Pulseaudio has two running modes: per-user and systemwide. Per-user is the default; systemwide is not officially unsupported, but it's classed as "You're probably doing it wrong." Basically, pulse can either start one daemon per user attempting to use audio, or one daemon for the entire system. Due to security reasons, system mode is usually wrong, but in our case, it's correct, as nullsleep is a multi-user setup and we need mpd to be able to access audio even if no user is logged in. Note that in our case, some of the security flaws, like allowing users to mess with others' audio streams, are actually features: anyone in the audio group can mute anyone else's audio if it's being annoying.

Pulseaudio is modular and supports dynamically adding sinks and sources for audio, and connecting and reconnecting them, changing volume, whatever. I'm not aware of any at the moment, but it would definitely be possible to write a fully-featured switchboard application which could easily rewire audio, run transformations, or generally do interesting things (an example: for someone streaming, make it so that they can hear sounds generated by applications in their headphones, and their own background music, but not the mic, while the stream application gets the application audio and the microphone, but not the background music).

In our CSC case, we use pulseaudio's network tunneling support to allow routing audio from any office terminal to nullsleep. Sometimes it's choppy, sometimes it isn't. We haven't figured out why, and it seems to occur/stop pseudo-randomly.


We need to ensure that only members of the audio group can access the speakers. This is done in two ways. The first is, for the UNIX domain sockets used by applications running on the audio server (currently nullsleep), we restrict them to members of the audio group. Easy!

For the network tunneling, however, we sadly (depending on your point of view) don't yet have a kerberized tunneling module for pulse, so we have to use a bit more jury-rigging. Pulse supports a few security mechanisms for IP tunneling, and we use a combination of two: a magic cookie, and IP address restriction.

The magic cookie is very simple in principle: when in use, a pulseaudio client must know the magic cookie known to the server, or else the connection is refused. In order to make this work for all office terminals, we keep two copies of the cookie: one at /users/audio/.pulse-cookie, accessible to users in the audio group, and one in /etc/pulse/cookie on the server. If a non-audio user starts up pulse, we have it configured to ignore its inability to read the cookie file, so they simply get normal audio on the machine (for headphones or something) without the ability to tunnel. The pulse server cannot use the /users copy because it doesn't have a Kerberos ticket, so we keep a separate copy locally. In the event that these become out of sync, one can be copied over to the other with little fanfare, or new ones can be generated.

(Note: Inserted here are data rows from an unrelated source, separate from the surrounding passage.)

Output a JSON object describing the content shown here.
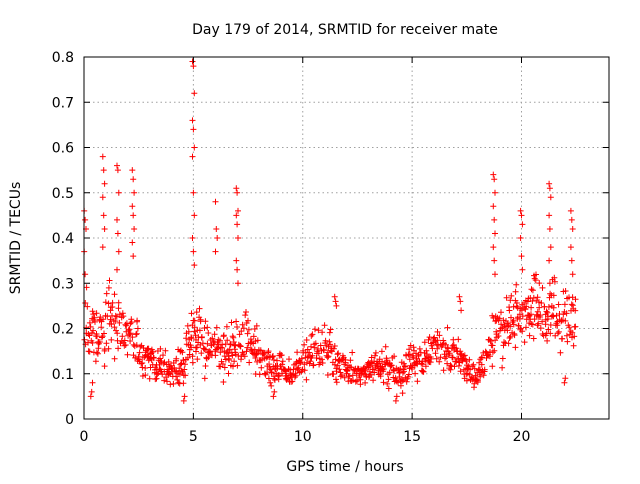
{
  "chart_data": {
    "type": "scatter",
    "title": "Day 179 of 2014, SRMTID for receiver mate",
    "xlabel": "GPS time / hours",
    "ylabel": "SRMTID / TECUs",
    "xlim": [
      0,
      24
    ],
    "ylim": [
      0,
      0.8
    ],
    "xticks": [
      0,
      5,
      10,
      15,
      20
    ],
    "yticks": [
      0,
      0.1,
      0.2,
      0.3,
      0.4,
      0.5,
      0.6,
      0.7,
      0.8
    ],
    "xtick_labels": [
      "0",
      "5",
      "10",
      "15",
      "20"
    ],
    "ytick_labels": [
      "0",
      "0.1",
      "0.2",
      "0.3",
      "0.4",
      "0.5",
      "0.6",
      "0.7",
      "0.8"
    ],
    "grid": true,
    "marker": "+",
    "color": "#ff0000",
    "series": [
      {
        "name": "SRMTID",
        "approx_profile": {
          "x_hours": [
            0.0,
            0.3,
            0.6,
            0.9,
            1.2,
            1.5,
            1.8,
            2.1,
            2.4,
            2.7,
            3.0,
            3.5,
            4.0,
            4.5,
            5.0,
            5.3,
            5.6,
            6.0,
            6.5,
            7.0,
            7.5,
            8.0,
            8.5,
            9.0,
            9.5,
            10.0,
            10.5,
            11.0,
            11.5,
            12.0,
            12.5,
            13.0,
            13.5,
            14.0,
            14.5,
            15.0,
            15.5,
            16.0,
            16.5,
            17.0,
            17.5,
            18.0,
            18.5,
            19.0,
            19.5,
            20.0,
            20.5,
            21.0,
            21.5,
            22.0,
            22.5
          ],
          "y_center": [
            0.22,
            0.2,
            0.18,
            0.2,
            0.21,
            0.22,
            0.2,
            0.19,
            0.15,
            0.14,
            0.13,
            0.12,
            0.1,
            0.12,
            0.2,
            0.18,
            0.16,
            0.15,
            0.14,
            0.16,
            0.17,
            0.14,
            0.12,
            0.11,
            0.1,
            0.13,
            0.15,
            0.16,
            0.13,
            0.11,
            0.1,
            0.11,
            0.12,
            0.11,
            0.1,
            0.13,
            0.14,
            0.16,
            0.15,
            0.14,
            0.11,
            0.1,
            0.16,
            0.2,
            0.22,
            0.24,
            0.25,
            0.23,
            0.22,
            0.21,
            0.22
          ],
          "y_spread": [
            0.1,
            0.08,
            0.09,
            0.1,
            0.09,
            0.1,
            0.08,
            0.07,
            0.06,
            0.05,
            0.05,
            0.04,
            0.03,
            0.05,
            0.08,
            0.07,
            0.06,
            0.06,
            0.06,
            0.06,
            0.06,
            0.05,
            0.05,
            0.04,
            0.04,
            0.05,
            0.05,
            0.05,
            0.05,
            0.04,
            0.03,
            0.03,
            0.04,
            0.04,
            0.04,
            0.05,
            0.05,
            0.05,
            0.05,
            0.05,
            0.04,
            0.03,
            0.07,
            0.08,
            0.08,
            0.08,
            0.09,
            0.08,
            0.08,
            0.08,
            0.06
          ]
        },
        "spikes": [
          {
            "x": 0.05,
            "ys": [
              0.46,
              0.44,
              0.42,
              0.37,
              0.32
            ]
          },
          {
            "x": 0.35,
            "ys": [
              0.05,
              0.06,
              0.08
            ]
          },
          {
            "x": 0.9,
            "ys": [
              0.58,
              0.55,
              0.52,
              0.49,
              0.45,
              0.42,
              0.38
            ]
          },
          {
            "x": 1.55,
            "ys": [
              0.56,
              0.55,
              0.5,
              0.44,
              0.41,
              0.37,
              0.33
            ]
          },
          {
            "x": 2.25,
            "ys": [
              0.55,
              0.53,
              0.5,
              0.47,
              0.45,
              0.42,
              0.39,
              0.36
            ]
          },
          {
            "x": 4.6,
            "ys": [
              0.04,
              0.05
            ]
          },
          {
            "x": 5.0,
            "ys": [
              0.79,
              0.78,
              0.72,
              0.66,
              0.64,
              0.6,
              0.58,
              0.5,
              0.45,
              0.4,
              0.37,
              0.34
            ]
          },
          {
            "x": 6.05,
            "ys": [
              0.48,
              0.42,
              0.4,
              0.37
            ]
          },
          {
            "x": 7.0,
            "ys": [
              0.51,
              0.5,
              0.46,
              0.45,
              0.43,
              0.4,
              0.35,
              0.33,
              0.3
            ]
          },
          {
            "x": 8.7,
            "ys": [
              0.05,
              0.06
            ]
          },
          {
            "x": 11.5,
            "ys": [
              0.27,
              0.26,
              0.25
            ]
          },
          {
            "x": 14.3,
            "ys": [
              0.04,
              0.05
            ]
          },
          {
            "x": 17.2,
            "ys": [
              0.27,
              0.26,
              0.24
            ]
          },
          {
            "x": 18.75,
            "ys": [
              0.54,
              0.53,
              0.5,
              0.47,
              0.44,
              0.41,
              0.38,
              0.35,
              0.32
            ]
          },
          {
            "x": 20.0,
            "ys": [
              0.46,
              0.45,
              0.43,
              0.4,
              0.36,
              0.33
            ]
          },
          {
            "x": 21.3,
            "ys": [
              0.52,
              0.51,
              0.49,
              0.45,
              0.42,
              0.38,
              0.35,
              0.3
            ]
          },
          {
            "x": 22.3,
            "ys": [
              0.46,
              0.44,
              0.42,
              0.38,
              0.35,
              0.32
            ]
          },
          {
            "x": 22.0,
            "ys": [
              0.08,
              0.09
            ]
          }
        ]
      }
    ]
  }
}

All that matters is that the files match.

Server-side config

Put pulse into system mode

Since system mode is not really supported, we need to do a bit of lifting to make it work. First, go to /usr/share/doc/pulseaudio/examples and you will find pulseaudio.default.example and pulseaudio.init.example. Copy the first to /etc/default/pulseaudio and the second to /etc/init.d/pulseaudio to ensure that we can configure it for startup. Then, in /etc/default/pulseaudio, change the flag PULSEAUDIO_SYSTEM_START to 1.

Finally, run systemctl daemon-reload to make systemd aware of the new init script, and systemctl enable pulseaudio to turn it on.

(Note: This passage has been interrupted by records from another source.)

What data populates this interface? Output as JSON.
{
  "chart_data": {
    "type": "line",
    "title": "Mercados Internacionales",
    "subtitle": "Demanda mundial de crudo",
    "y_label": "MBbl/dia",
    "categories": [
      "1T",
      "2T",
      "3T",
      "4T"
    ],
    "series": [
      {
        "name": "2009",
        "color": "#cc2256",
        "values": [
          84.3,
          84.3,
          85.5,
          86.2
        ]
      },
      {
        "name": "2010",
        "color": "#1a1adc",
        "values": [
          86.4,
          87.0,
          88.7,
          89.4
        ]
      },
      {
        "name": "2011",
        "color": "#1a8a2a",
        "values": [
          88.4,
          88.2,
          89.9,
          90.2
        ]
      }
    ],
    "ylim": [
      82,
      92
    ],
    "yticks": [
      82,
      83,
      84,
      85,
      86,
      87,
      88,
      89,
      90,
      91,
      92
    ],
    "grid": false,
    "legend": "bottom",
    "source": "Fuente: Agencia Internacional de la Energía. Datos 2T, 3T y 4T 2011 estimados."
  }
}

Configure the pulse server

Now head to /etc/pulse. First off, in client.conf, set autospawn = no. This will prevent individual instances of pulse spawning and sowing confusion. In daemon.conf, make sure the following are set:

daemonize = yes
local-server-type = system
system-instance = yes
allow-module-loading = no

Finally, we need to configure the sinks and authorization. In system.pa, replace

load-module module-native-protocol-unix


load-module module-native-protocol-unix auth-anonymous=1

### CSC tunneling
load-module module-native-protocol-tcp auth-cookie=/etc/pulse/cookie auth-ip-acl=

Client config

Client configuration is much easier. In /etc/pulse/default.pa, add the following somewhere:

.nofail load-module module-tunnel-sink server=$SERVER cookie=/users/audio/.pulse-cookie .fail

where $SERVER is the hostname of the server to connect to (e.g. nullsleep).


Use pavucontrol to connect sources to the tunnel sink (usually called pulse@nullsleep). Volume can be controlled locally, or by running pavucontrol via SSH tunnel on nullsleep


If you wish to debug pulseaudio on an office terminal, connect via ssh (so as not to spawn a default pulse instance by any application/desktop environment) and run pulseaudio -v to get extended output. Remember that you need to be in the audio group for pulse@nullsleep to show up. You can use pactl to query the state of the running daemon more precisely.

Pulseaudio was written by Lennart